Note that output files generated in an intermediate step can easily be connected to another node as an input file; we do not need to use an output node to pass an output file to a subsequent tool.

However, inserting output nodes in the middle of a workflow lets us collect and save these intermediate files created as part of the workflow execution.

Set app parameters

In order for this workflow to run properly, certain app parameters need to be set to the appropriate values.

Click on the STAR node.
In the object inspector on the right scroll down to the APP PARAMETERS section.
Take a look at the different parameters that you can change.

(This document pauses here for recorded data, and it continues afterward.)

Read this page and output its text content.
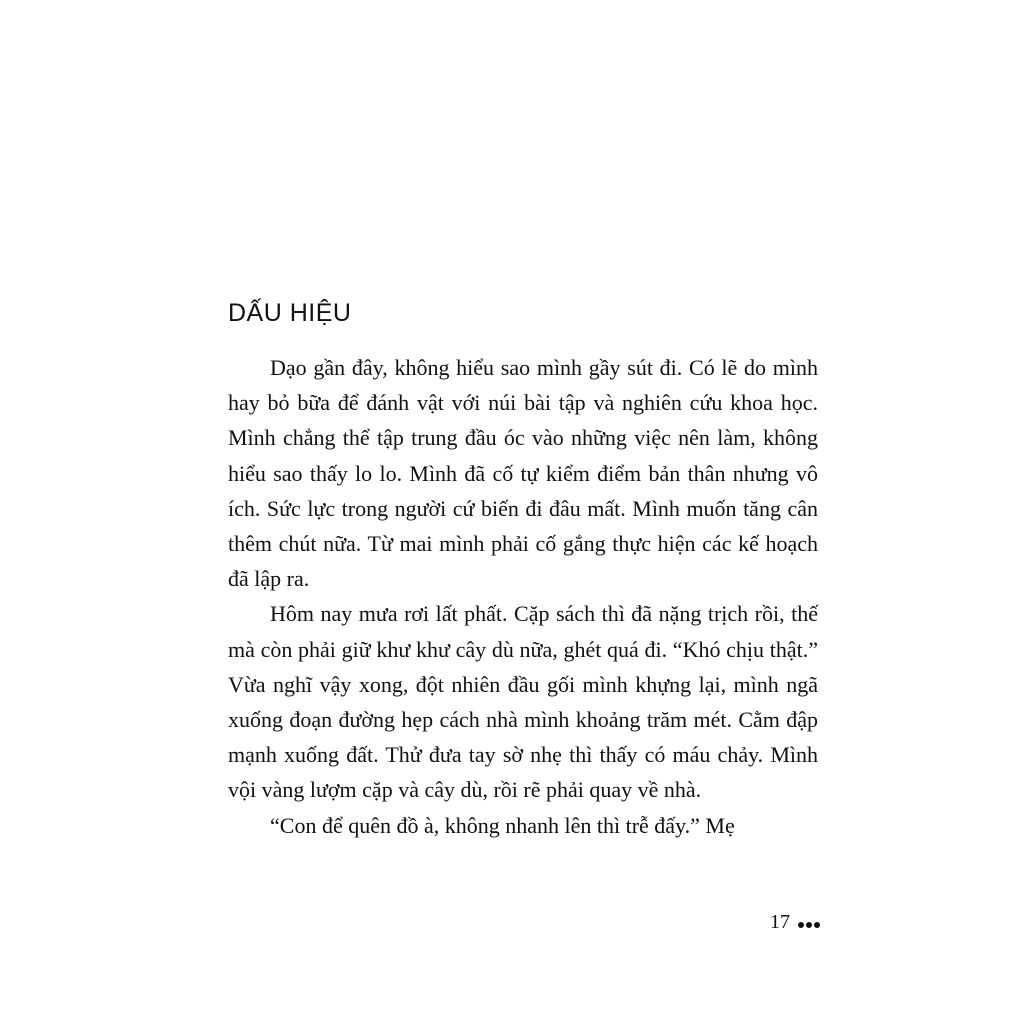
DẤU HIỆU

Dạo gần đây, không hiểu sao mình gầy sút đi. Có lẽ do mình hay bỏ bữa để đánh vật với núi bài tập và nghiên cứu khoa học. Mình chẳng thể tập trung đầu óc vào những việc nên làm, không hiểu sao thấy lo lo. Mình đã cố tự kiểm điểm bản thân nhưng vô ích. Sức lực trong người cứ biến đi đâu mất. Mình muốn tăng cân thêm chút nữa. Từ mai mình phải cố gắng thực hiện các kế hoạch đã lập ra.

Hôm nay mưa rơi lất phất. Cặp sách thì đã nặng trịch rồi, thế mà còn phải giữ khư khư cây dù nữa, ghét quá đi. “Khó chịu thật.” Vừa nghĩ vậy xong, đột nhiên đầu gối mình khựng lại, mình ngã xuống đoạn đường hẹp cách nhà mình khoảng trăm mét. Cằm đập mạnh xuống đất. Thử đưa tay sờ nhẹ thì thấy có máu chảy. Mình vội vàng lượm cặp và cây dù, rồi rẽ phải quay về nhà.

“Con để quên đồ à, không nhanh lên thì trễ đấy.” Mẹ

17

If value next to the parameter name is set to exposed, you can change the value of the parameter on the task page before running the workflow. This gives you easy access to some parameters just before starting a new task, without needing to come back to the Workflow Editor.

Save the new workflow

Click the Save icon in the upper right corner.
Describe the changes you made (optional).
Click Save.

Your workflow is now saved. Notice that the Revision number next to your workflow name in the top right corner has increased by 1 (for instance, it originally reads 0 but has increased to 1 after you save your workflow for the first time).

By clicking on the revision icon, you can always choose to go back to an earlier saved version of your workflow from the drop-down menu, as shown below.

And that's it! We've created an RNA-seq Alignment - STAR workflow from scratch in the Workflow Editor.